Summary of Main Findings
In the primary sample (n=83), 32 individuals reported being fully vaccinated and 51 individuals reported they had not received any vaccine. There was no significant difference in the Ct values between fully vaccinated individuals and those who reported receiving no vaccination. Of these specimens, only 16 were able to generate sequence data and 14/16 were of the delta lineage. In the entire expanded sample (n=291), there was also no difference in Ct values by vaccination status and 42 of the 50 sequenced specimens were of the delta lineage. Notably, there was a high proportion of vaccinated individuals who had a low Ct value (<30; 84% [66/79]) and an extremely low Ct value (<20; 33% [26/79]).

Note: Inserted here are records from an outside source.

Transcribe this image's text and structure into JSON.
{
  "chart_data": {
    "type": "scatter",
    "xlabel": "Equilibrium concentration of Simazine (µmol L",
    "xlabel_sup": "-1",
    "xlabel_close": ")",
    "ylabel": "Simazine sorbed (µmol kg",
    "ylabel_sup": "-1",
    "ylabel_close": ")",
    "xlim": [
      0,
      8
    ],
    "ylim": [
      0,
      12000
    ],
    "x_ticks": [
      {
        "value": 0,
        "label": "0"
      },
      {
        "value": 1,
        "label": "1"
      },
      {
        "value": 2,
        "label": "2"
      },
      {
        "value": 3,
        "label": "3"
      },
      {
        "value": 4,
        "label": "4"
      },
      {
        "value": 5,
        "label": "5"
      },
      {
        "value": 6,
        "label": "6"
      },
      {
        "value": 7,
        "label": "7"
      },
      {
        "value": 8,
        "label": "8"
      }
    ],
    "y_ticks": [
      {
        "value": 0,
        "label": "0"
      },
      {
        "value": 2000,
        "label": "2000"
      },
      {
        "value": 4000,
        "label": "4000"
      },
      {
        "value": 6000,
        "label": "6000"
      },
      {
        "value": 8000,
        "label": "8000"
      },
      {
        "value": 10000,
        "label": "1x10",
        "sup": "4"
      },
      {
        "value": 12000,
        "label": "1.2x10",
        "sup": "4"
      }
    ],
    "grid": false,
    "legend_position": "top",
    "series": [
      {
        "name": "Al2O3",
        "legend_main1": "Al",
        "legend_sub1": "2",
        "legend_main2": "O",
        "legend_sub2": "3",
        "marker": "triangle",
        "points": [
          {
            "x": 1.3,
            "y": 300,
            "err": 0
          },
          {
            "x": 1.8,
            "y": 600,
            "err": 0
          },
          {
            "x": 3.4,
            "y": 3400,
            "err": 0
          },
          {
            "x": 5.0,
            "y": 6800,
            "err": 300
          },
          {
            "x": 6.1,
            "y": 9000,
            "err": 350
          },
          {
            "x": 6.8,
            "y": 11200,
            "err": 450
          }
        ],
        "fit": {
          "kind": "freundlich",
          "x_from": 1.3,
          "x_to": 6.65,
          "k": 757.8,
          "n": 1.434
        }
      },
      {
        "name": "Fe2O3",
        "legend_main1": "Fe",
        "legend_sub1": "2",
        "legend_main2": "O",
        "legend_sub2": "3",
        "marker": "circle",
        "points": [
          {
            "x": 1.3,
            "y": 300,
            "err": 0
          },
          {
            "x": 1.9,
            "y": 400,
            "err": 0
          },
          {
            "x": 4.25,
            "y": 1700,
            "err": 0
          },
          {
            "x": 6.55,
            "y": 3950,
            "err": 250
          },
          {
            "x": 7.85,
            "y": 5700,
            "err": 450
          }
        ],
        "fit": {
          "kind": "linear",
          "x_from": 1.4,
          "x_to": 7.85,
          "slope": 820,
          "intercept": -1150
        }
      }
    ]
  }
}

It is a strength that all laboratory testing was conducted in the same commercial laboratory, which enables direct comparison of Ct values, and individuals were sampled from the same area and time.

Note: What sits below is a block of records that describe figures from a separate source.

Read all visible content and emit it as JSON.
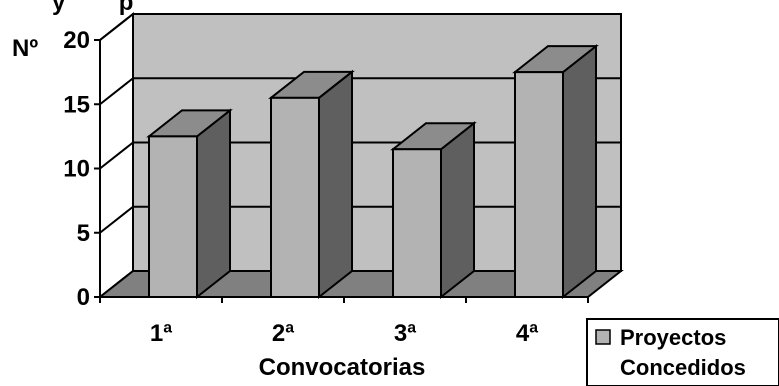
{
  "chart_data": {
    "type": "bar",
    "title_fragment": "y        p",
    "ylabel": "Nº",
    "xlabel": "Convocatorias",
    "categories": [
      "1ª",
      "2ª",
      "3ª",
      "4ª"
    ],
    "series": [
      {
        "name": "Proyectos Concedidos",
        "values": [
          12.5,
          15.5,
          11.5,
          17.5
        ]
      }
    ],
    "yticks": [
      0,
      5,
      10,
      15,
      20
    ],
    "ylim": [
      0,
      20
    ],
    "grid": true,
    "legend_position": "bottom-right",
    "style": "3d-column"
  },
  "legend": {
    "line1": "Proyectos",
    "line2": "Concedidos"
  },
  "colors": {
    "plot_back": "#c0c0c0",
    "plot_floor": "#808080",
    "side_wall": "#ffffff",
    "bar_front": "#b3b3b3",
    "bar_top": "#8c8c8c",
    "bar_side": "#5f5f5f"
  }
}
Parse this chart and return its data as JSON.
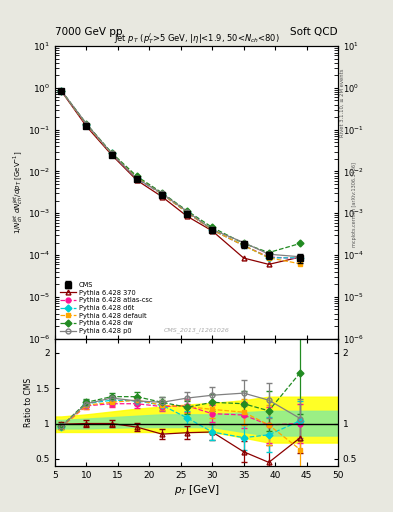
{
  "title_left": "7000 GeV pp",
  "title_right": "Soft QCD",
  "panel_title": "Jet $p_T$ ($p_T^l$>5 GeV, $|\\eta|$<1.9, 50<$N_{ch}$<80)",
  "xlabel": "$p_T$ [GeV]",
  "ylabel_main": "$1/N_{ch}^{jet}$ $dN_{ch}^{jet}/dp_T$ [GeV$^{-1}$]",
  "ylabel_ratio": "Ratio to CMS",
  "watermark": "CMS_2013_I1261026",
  "rivet_label": "Rivet 3.1.10, ≥ 2M events",
  "mcplots_label": "mcplots.cern.ch [arXiv:1306.3436]",
  "pt_vals": [
    6,
    10,
    14,
    18,
    22,
    26,
    30,
    35,
    39,
    44
  ],
  "cms_y": [
    0.85,
    0.12,
    0.025,
    0.0065,
    0.0027,
    0.00095,
    0.0004,
    0.00018,
    0.0001,
    8.5e-05
  ],
  "cms_yerr": [
    0.05,
    0.01,
    0.002,
    0.0005,
    0.00025,
    0.0001,
    5e-05,
    3e-05,
    2e-05,
    2e-05
  ],
  "p370_y": [
    0.84,
    0.12,
    0.025,
    0.0062,
    0.0025,
    0.00085,
    0.00038,
    8.5e-05,
    6e-05,
    9e-05
  ],
  "atlas_y": [
    0.85,
    0.13,
    0.027,
    0.0068,
    0.0029,
    0.00105,
    0.0004,
    0.00017,
    9e-05,
    8.2e-05
  ],
  "d6t_y": [
    0.85,
    0.133,
    0.027,
    0.0068,
    0.0029,
    0.00105,
    0.0004,
    0.00017,
    8.6e-05,
    8.6e-05
  ],
  "default_y": [
    0.85,
    0.133,
    0.027,
    0.0072,
    0.0029,
    0.00105,
    0.0004,
    0.00017,
    8.6e-05,
    6.2e-05
  ],
  "dw_y": [
    0.86,
    0.138,
    0.028,
    0.0077,
    0.0031,
    0.00115,
    0.00046,
    0.00019,
    0.000115,
    0.00019
  ],
  "p0_y": [
    0.86,
    0.138,
    0.027,
    0.0068,
    0.003,
    0.0011,
    0.00041,
    0.0002,
    0.000105,
    9.1e-05
  ],
  "p370_ratio": [
    0.99,
    1.0,
    1.0,
    0.95,
    0.85,
    0.87,
    0.88,
    0.6,
    0.45,
    0.8
  ],
  "atlas_ratio": [
    0.95,
    1.25,
    1.28,
    1.28,
    1.24,
    1.25,
    1.14,
    1.12,
    0.98,
    1.0
  ],
  "d6t_ratio": [
    0.95,
    1.28,
    1.33,
    1.32,
    1.26,
    1.08,
    0.88,
    0.8,
    0.84,
    1.04
  ],
  "default_ratio": [
    0.95,
    1.26,
    1.3,
    1.33,
    1.26,
    1.24,
    1.2,
    1.16,
    0.98,
    0.63
  ],
  "dw_ratio": [
    0.96,
    1.3,
    1.38,
    1.38,
    1.3,
    1.23,
    1.3,
    1.28,
    1.18,
    1.72
  ],
  "p0_ratio": [
    0.96,
    1.28,
    1.36,
    1.32,
    1.3,
    1.36,
    1.4,
    1.43,
    1.33,
    1.07
  ],
  "ratio_yerr_p370": [
    0.03,
    0.05,
    0.05,
    0.06,
    0.07,
    0.09,
    0.12,
    0.15,
    0.25,
    0.22
  ],
  "ratio_yerr_atlas": [
    0.03,
    0.05,
    0.05,
    0.06,
    0.07,
    0.09,
    0.12,
    0.18,
    0.25,
    0.28
  ],
  "ratio_yerr_d6t": [
    0.03,
    0.05,
    0.05,
    0.06,
    0.07,
    0.09,
    0.12,
    0.18,
    0.25,
    0.28
  ],
  "ratio_yerr_default": [
    0.03,
    0.05,
    0.05,
    0.06,
    0.07,
    0.09,
    0.12,
    0.18,
    0.28,
    0.38
  ],
  "ratio_yerr_dw": [
    0.03,
    0.05,
    0.05,
    0.06,
    0.07,
    0.09,
    0.12,
    0.18,
    0.28,
    0.58
  ],
  "ratio_yerr_p0": [
    0.03,
    0.05,
    0.05,
    0.06,
    0.07,
    0.09,
    0.12,
    0.18,
    0.25,
    0.28
  ],
  "band_x": [
    5,
    6,
    10,
    14,
    18,
    22,
    26,
    30,
    35,
    39,
    44,
    50
  ],
  "band_green_low": [
    0.93,
    0.93,
    0.93,
    0.94,
    0.95,
    0.95,
    0.95,
    0.95,
    0.88,
    0.83,
    0.83,
    0.83
  ],
  "band_green_high": [
    1.05,
    1.05,
    1.07,
    1.09,
    1.11,
    1.13,
    1.13,
    1.13,
    1.16,
    1.18,
    1.18,
    1.18
  ],
  "band_yellow_low": [
    0.88,
    0.88,
    0.88,
    0.88,
    0.88,
    0.88,
    0.88,
    0.88,
    0.8,
    0.73,
    0.73,
    0.73
  ],
  "band_yellow_high": [
    1.1,
    1.1,
    1.13,
    1.17,
    1.21,
    1.24,
    1.27,
    1.29,
    1.33,
    1.38,
    1.38,
    1.38
  ],
  "color_cms": "#000000",
  "color_p370": "#8B0000",
  "color_atlas": "#FF1493",
  "color_d6t": "#00CED1",
  "color_default": "#FFA500",
  "color_dw": "#228B22",
  "color_p0": "#808080",
  "bg_color": "#e8e8e0",
  "plot_bg": "#ffffff",
  "xlim": [
    5,
    50
  ],
  "ylim_main": [
    1e-06,
    10
  ],
  "ylim_ratio": [
    0.4,
    2.2
  ]
}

The sample size of the study was limited, and only a fraction of the included samples were able to be sequenced. It is a limitation that vaccination status was ascertained by self-report, which may be subject to social desirability bias. The study also did not clearly characterize the individuals included in the study, so it is unclear if vaccinated individuals were similar to unvaccinated individuals by demographics, such as age, comorbidities, timing during infection when samples were collected, and symptoms. In addition, it is probable that symptomatic vaccinated individuals were more likely to get tested than asymptomatic vaccinated individuals resulting in potential selection bias. Furthermore, while Ct values crudely correlate with viral load in an inverse manner, there was no microbiological testing to confirm whether detectable virus was infectious. Finally, the study cannot make conclusions about the rate of breakthrough infections without considering all vaccinated individuals in the population.

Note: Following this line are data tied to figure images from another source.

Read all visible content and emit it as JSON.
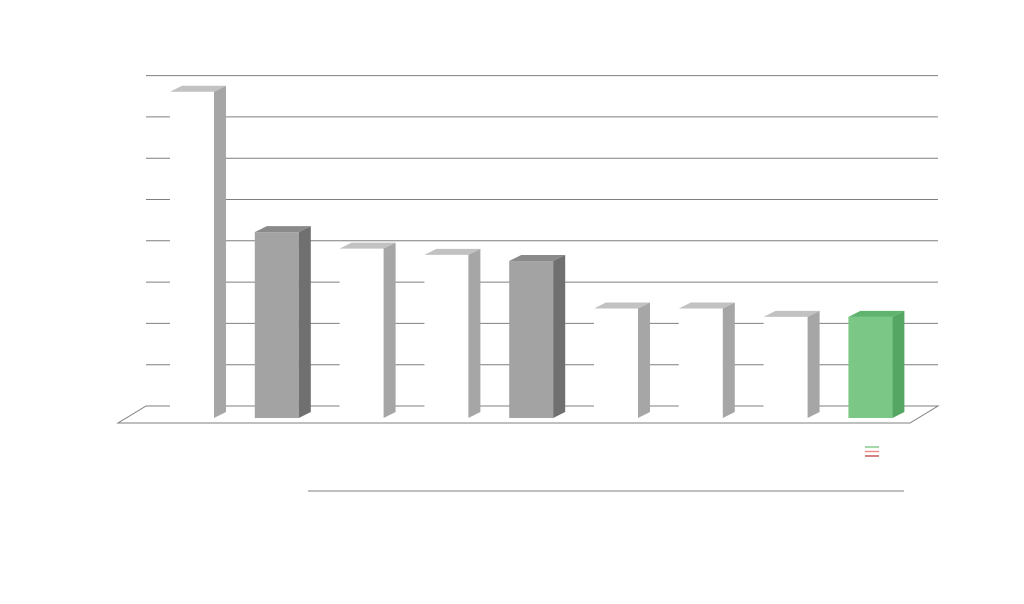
{
  "chart_data": {
    "type": "bar",
    "title": "",
    "xlabel": "",
    "ylabel": "",
    "ylim": [
      0,
      8
    ],
    "grid": true,
    "legend": "bottom-right",
    "categories": [
      "",
      "",
      "",
      "",
      "",
      "",
      "",
      "",
      "",
      ""
    ],
    "values": [
      7.9,
      4.5,
      4.1,
      3.95,
      3.8,
      2.65,
      2.65,
      2.45,
      2.45,
      0
    ],
    "bar_fills": [
      "#ffffff",
      "#a3a3a3",
      "#ffffff",
      "#ffffff",
      "#a3a3a3",
      "#ffffff",
      "#ffffff",
      "#ffffff",
      "#7bc785",
      "#ffffff"
    ],
    "bar_sides": [
      "#a6a6a6",
      "#707070",
      "#a6a6a6",
      "#a6a6a6",
      "#707070",
      "#a6a6a6",
      "#a6a6a6",
      "#a6a6a6",
      "#55a663",
      "#a6a6a6"
    ],
    "bar_tops": [
      "#c2c2c2",
      "#8a8a8a",
      "#c2c2c2",
      "#c2c2c2",
      "#8a8a8a",
      "#c2c2c2",
      "#c2c2c2",
      "#c2c2c2",
      "#5fb36d",
      "#c2c2c2"
    ],
    "legend_colors": [
      "#7bc785",
      "#ef8a80",
      "#c0504d"
    ],
    "grid_color": "#7f7f7f",
    "accent_line_color": "#7f7f7f"
  }
}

As a note, this ESS refers to the version of the study published at medRxiv on July 31, 2021. Subsequently, a revised version, entitled “Shedding of Infectious SARS-CoV-2 Despite Vaccination” was published on August 24, 2021— NCRC has not yet reviewed this version.
This investigation demonstrated that some vaccinated individuals who have a breakthrough infection may carry SARS-CoV-2 RNA in nasal secretions at levels that may contribute to transmission.